Degrees of Freedom

The number of values in a question that are free to vary independently.

You have 4 hats (blue, gold, red and green) and want to wear a different one every day.

In fact your "degrees of freedom" turned out to be only 3, by the 4th day you had no freedom to choose.

So, depending on the situation, the degrees of freedom can be less (but never more) than the number of items you are dealing with:

df = n − r

In the hats example, n is the number of hats, and r is the restriction that you have one less choice each day, so df = 4 − 1 = 3

Why Do Degrees of Freedom Matter?

Degrees of freedom tell us how much independent information we really have.

Suppose we have 4 numbers with a mean of 10.
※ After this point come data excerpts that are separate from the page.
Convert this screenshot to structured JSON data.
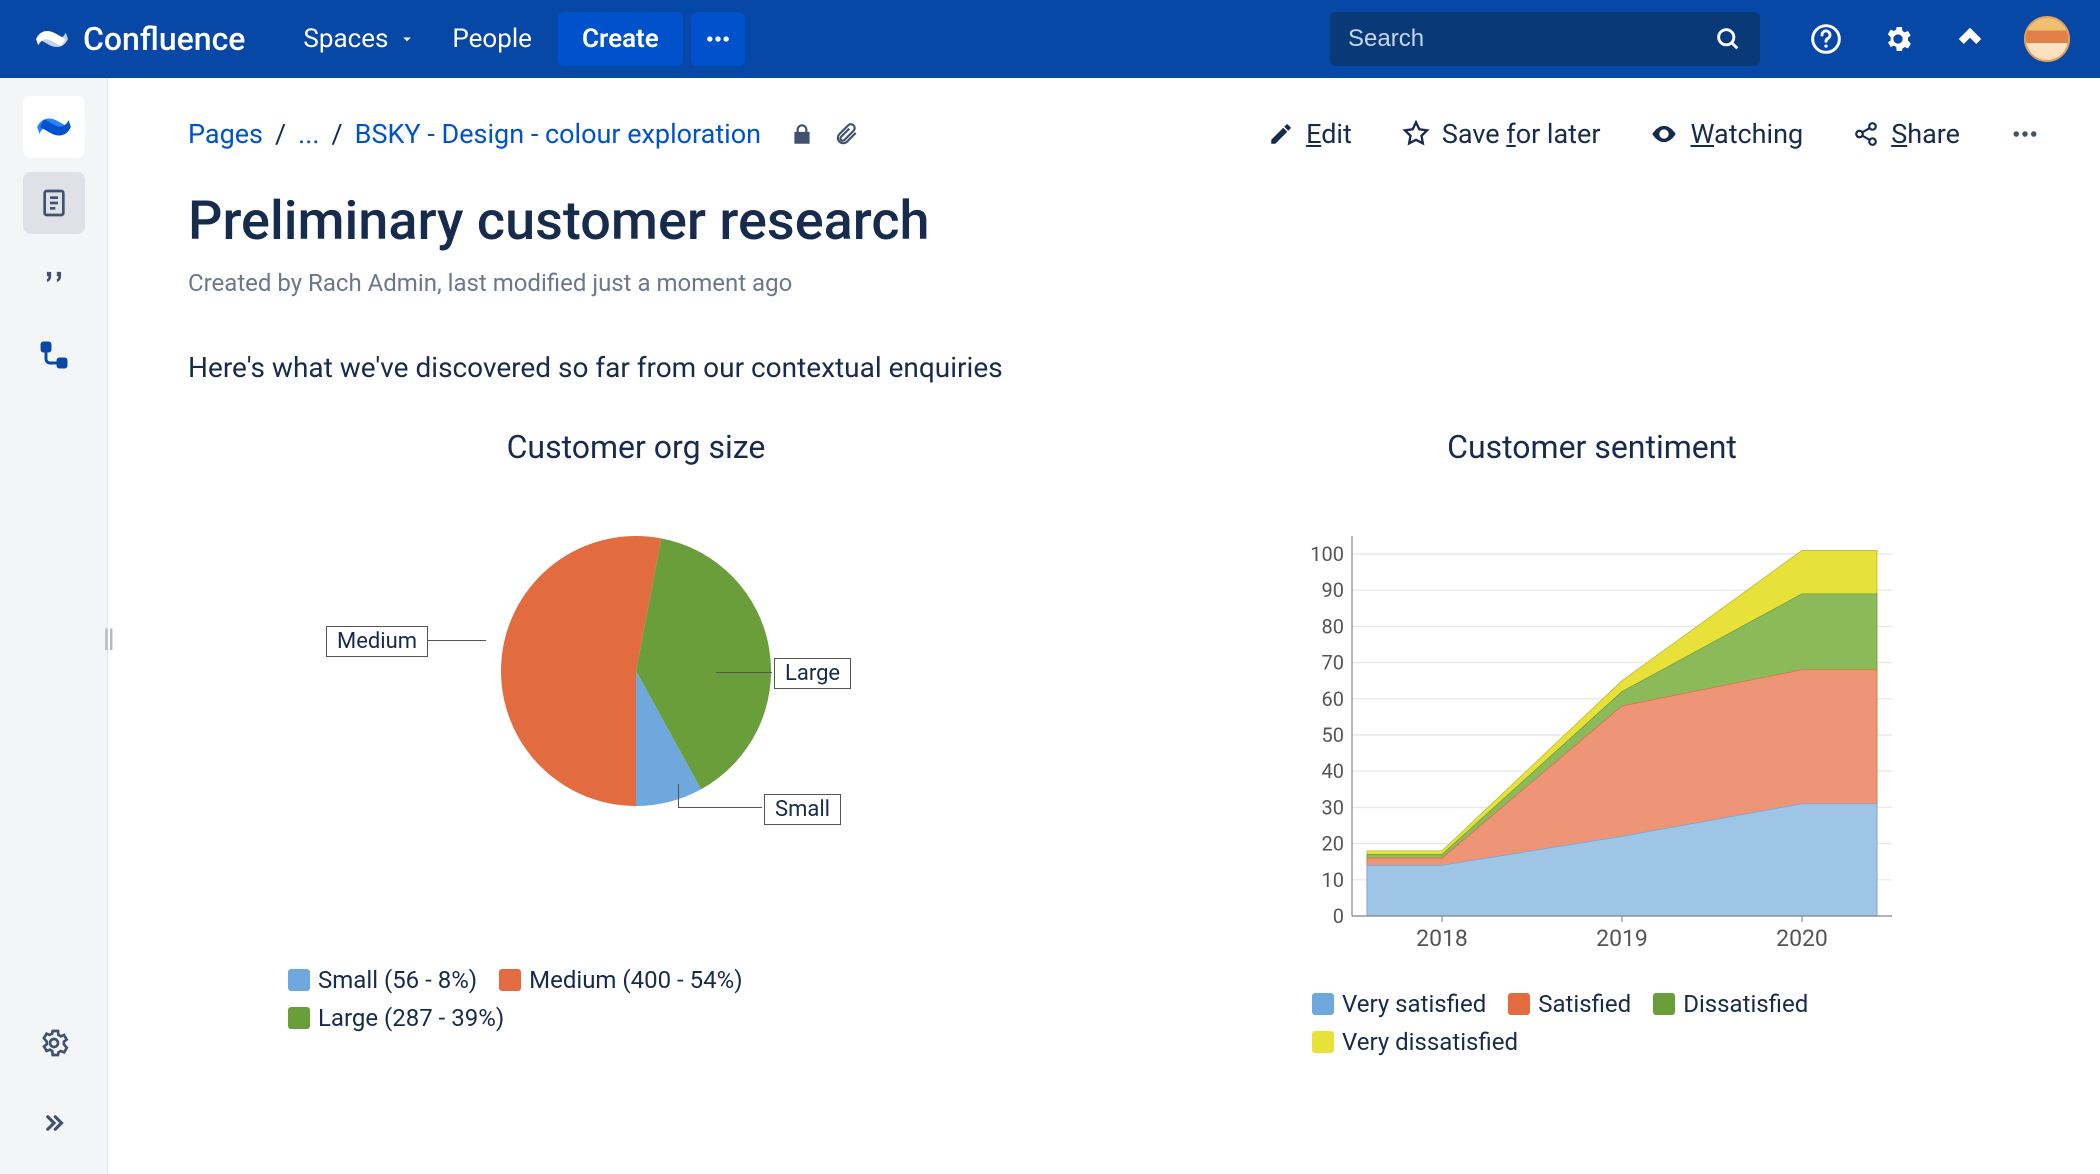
{
  "brand": "Confluence",
  "nav": {
    "spaces": "Spaces",
    "people": "People",
    "create": "Create"
  },
  "search": {
    "placeholder": "Search"
  },
  "breadcrumb": {
    "root": "Pages",
    "ellipsis": "...",
    "current": "BSKY - Design - colour exploration"
  },
  "actions": {
    "edit": "Edit",
    "save": "Save for later",
    "watching": "Watching",
    "share": "Share"
  },
  "page": {
    "title": "Preliminary customer research",
    "byline": "Created by Rach Admin, last modified just a moment ago",
    "intro": "Here's what we've discovered so far from our contextual enquiries"
  },
  "chart1": {
    "title": "Customer org size",
    "callouts": {
      "medium": "Medium",
      "large": "Large",
      "small": "Small"
    },
    "legend": {
      "small": "Small (56 - 8%)",
      "medium": "Medium (400 - 54%)",
      "large": "Large (287 - 39%)"
    }
  },
  "chart2": {
    "title": "Customer sentiment",
    "yticks": [
      "0",
      "10",
      "20",
      "30",
      "40",
      "50",
      "60",
      "70",
      "80",
      "90",
      "100"
    ],
    "xticks": [
      "2018",
      "2019",
      "2020"
    ],
    "legend": {
      "vs": "Very satisfied",
      "s": "Satisfied",
      "d": "Dissatisfied",
      "vd": "Very dissatisfied"
    }
  },
  "colors": {
    "blue": "#6ea8dc",
    "orange": "#e26b3f",
    "green": "#6a9e3a",
    "yellow": "#e7e13a"
  },
  "chart_data": [
    {
      "type": "pie",
      "title": "Customer org size",
      "series": [
        {
          "name": "Small",
          "value": 56,
          "percent": 8
        },
        {
          "name": "Medium",
          "value": 400,
          "percent": 54
        },
        {
          "name": "Large",
          "value": 287,
          "percent": 39
        }
      ]
    },
    {
      "type": "area",
      "title": "Customer sentiment",
      "stacked": true,
      "x": [
        "2018",
        "2019",
        "2020"
      ],
      "ylim": [
        0,
        100
      ],
      "series": [
        {
          "name": "Very satisfied",
          "values": [
            14,
            22,
            31
          ]
        },
        {
          "name": "Satisfied",
          "values": [
            2,
            36,
            37
          ]
        },
        {
          "name": "Dissatisfied",
          "values": [
            1,
            4,
            21
          ]
        },
        {
          "name": "Very dissatisfied",
          "values": [
            1,
            3,
            12
          ]
        }
      ],
      "cumulative": [
        [
          14,
          22,
          31
        ],
        [
          16,
          58,
          68
        ],
        [
          17,
          62,
          89
        ],
        [
          18,
          65,
          101
        ]
      ]
    }
  ]
}
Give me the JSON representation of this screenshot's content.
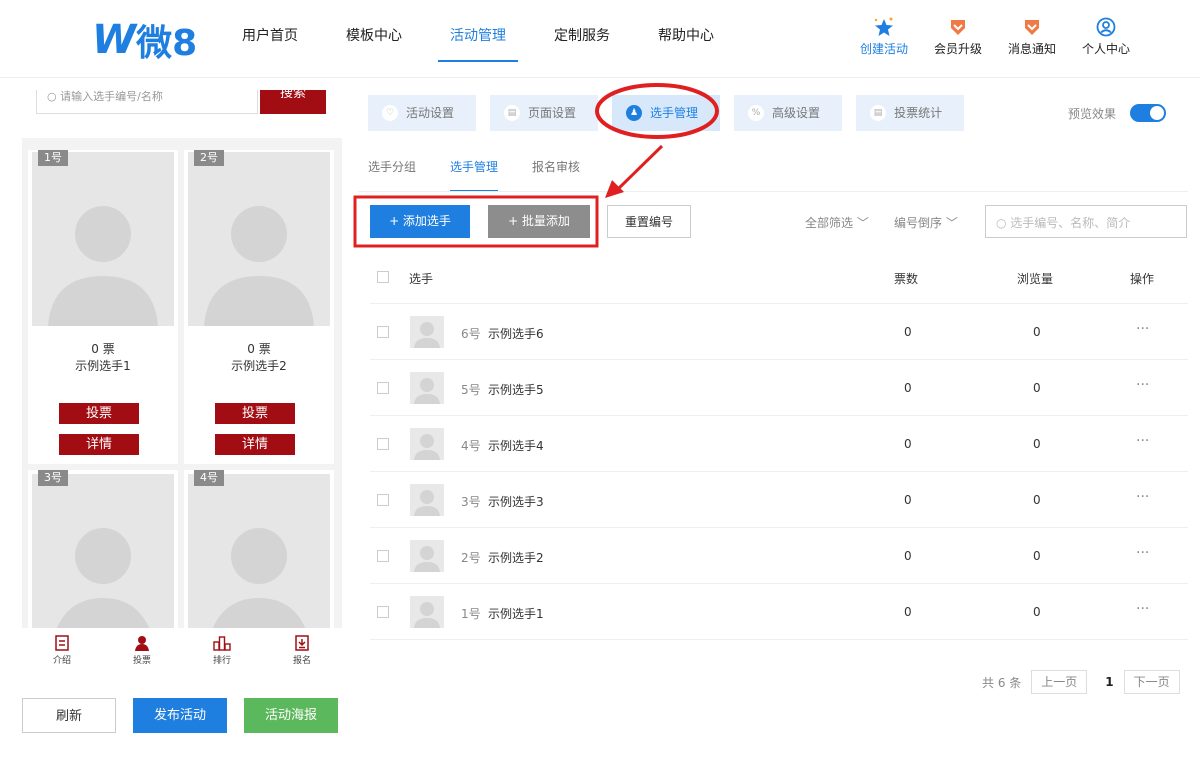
{
  "logo": {
    "brand": "W",
    "text": "微8"
  },
  "nav": {
    "links": [
      "用户首页",
      "模板中心",
      "活动管理",
      "定制服务",
      "帮助中心"
    ],
    "active_index": 2,
    "icons": [
      {
        "label": "创建活动",
        "icon": "star-sparkle-icon"
      },
      {
        "label": "会员升级",
        "icon": "vip-badge-icon"
      },
      {
        "label": "消息通知",
        "icon": "message-badge-icon"
      },
      {
        "label": "个人中心",
        "icon": "user-circle-icon"
      }
    ]
  },
  "preview": {
    "search_placeholder": "请输入选手编号/名称",
    "search_button": "搜索",
    "cards": [
      {
        "num": "1号",
        "votes": "0 票",
        "name": "示例选手1"
      },
      {
        "num": "2号",
        "votes": "0 票",
        "name": "示例选手2"
      },
      {
        "num": "3号",
        "votes": "",
        "name": ""
      },
      {
        "num": "4号",
        "votes": "",
        "name": ""
      }
    ],
    "vote_label": "投票",
    "detail_label": "详情",
    "tabs": [
      "介绍",
      "投票",
      "排行",
      "报名"
    ]
  },
  "actions": {
    "refresh": "刷新",
    "publish": "发布活动",
    "poster": "活动海报"
  },
  "settings": {
    "tabs": [
      "活动设置",
      "页面设置",
      "选手管理",
      "高级设置",
      "投票统计"
    ],
    "active_index": 2,
    "preview_label": "预览效果",
    "preview_on": true
  },
  "subtabs": {
    "items": [
      "选手分组",
      "选手管理",
      "报名审核"
    ],
    "active_index": 1
  },
  "toolbar": {
    "add": "+ 添加选手",
    "batch": "+ 批量添加",
    "reset": "重置编号",
    "filter_all": "全部筛选 ﹀",
    "sort": "编号倒序 ﹀",
    "search_placeholder": "选手编号、名称、简介"
  },
  "table": {
    "headers": {
      "player": "选手",
      "votes": "票数",
      "views": "浏览量",
      "ops": "操作"
    },
    "rows": [
      {
        "num": "6号",
        "name": "示例选手6",
        "votes": "0",
        "views": "0",
        "ops": "···"
      },
      {
        "num": "5号",
        "name": "示例选手5",
        "votes": "0",
        "views": "0",
        "ops": "···"
      },
      {
        "num": "4号",
        "name": "示例选手4",
        "votes": "0",
        "views": "0",
        "ops": "···"
      },
      {
        "num": "3号",
        "name": "示例选手3",
        "votes": "0",
        "views": "0",
        "ops": "···"
      },
      {
        "num": "2号",
        "name": "示例选手2",
        "votes": "0",
        "views": "0",
        "ops": "···"
      },
      {
        "num": "1号",
        "name": "示例选手1",
        "votes": "0",
        "views": "0",
        "ops": "···"
      }
    ]
  },
  "pager": {
    "total": "共 6 条",
    "prev": "上一页",
    "current": "1",
    "next": "下一页"
  },
  "annotations": {
    "color": "#e02020",
    "marks": [
      "circle around the 选手管理 tab",
      "arrow from the circled tab to the buttons",
      "box around the 添加选手 and 批量添加 buttons"
    ]
  },
  "colors": {
    "primary": "#1f7fe0",
    "vote_red": "#a10d12",
    "green": "#5cb85c",
    "annotation_red": "#e02020"
  }
}
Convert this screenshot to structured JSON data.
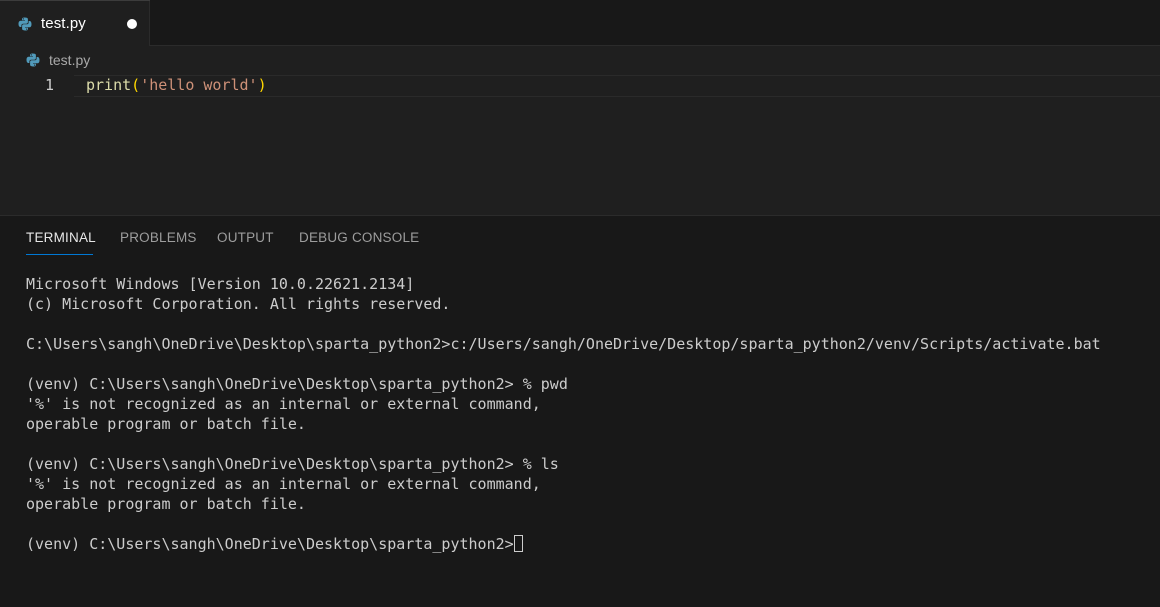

If we choose the first three numbers freely, the fourth number is already decided.

Why? Because the total must be 40:

Mean = 10, so the Total = 4 × 10 = 40

If the first three add up to 32, the last one must be 8.

So only 3 values were free to vary.

df = 4 − 1 = 3

That's why sample variance uses n − 1 instead of n: once we calculate the mean, one value is no longer free.

In general, every time we estimate something from the data (like a mean), we lose one degree of freedom.

Each estimated parameter adds a restriction.

Here are some dfs by topic:

	Formula
Sample Variance	df = n − 1	the 1 restriction is the mean
Independent Student's t-test	df = n₁ + n₂ − 2	r=2 because of two separate means
Paired Student's t-test	df = n − 1	We have one (overall) mean
Chi Square Test	df = (rows − 1) × (cols − 1)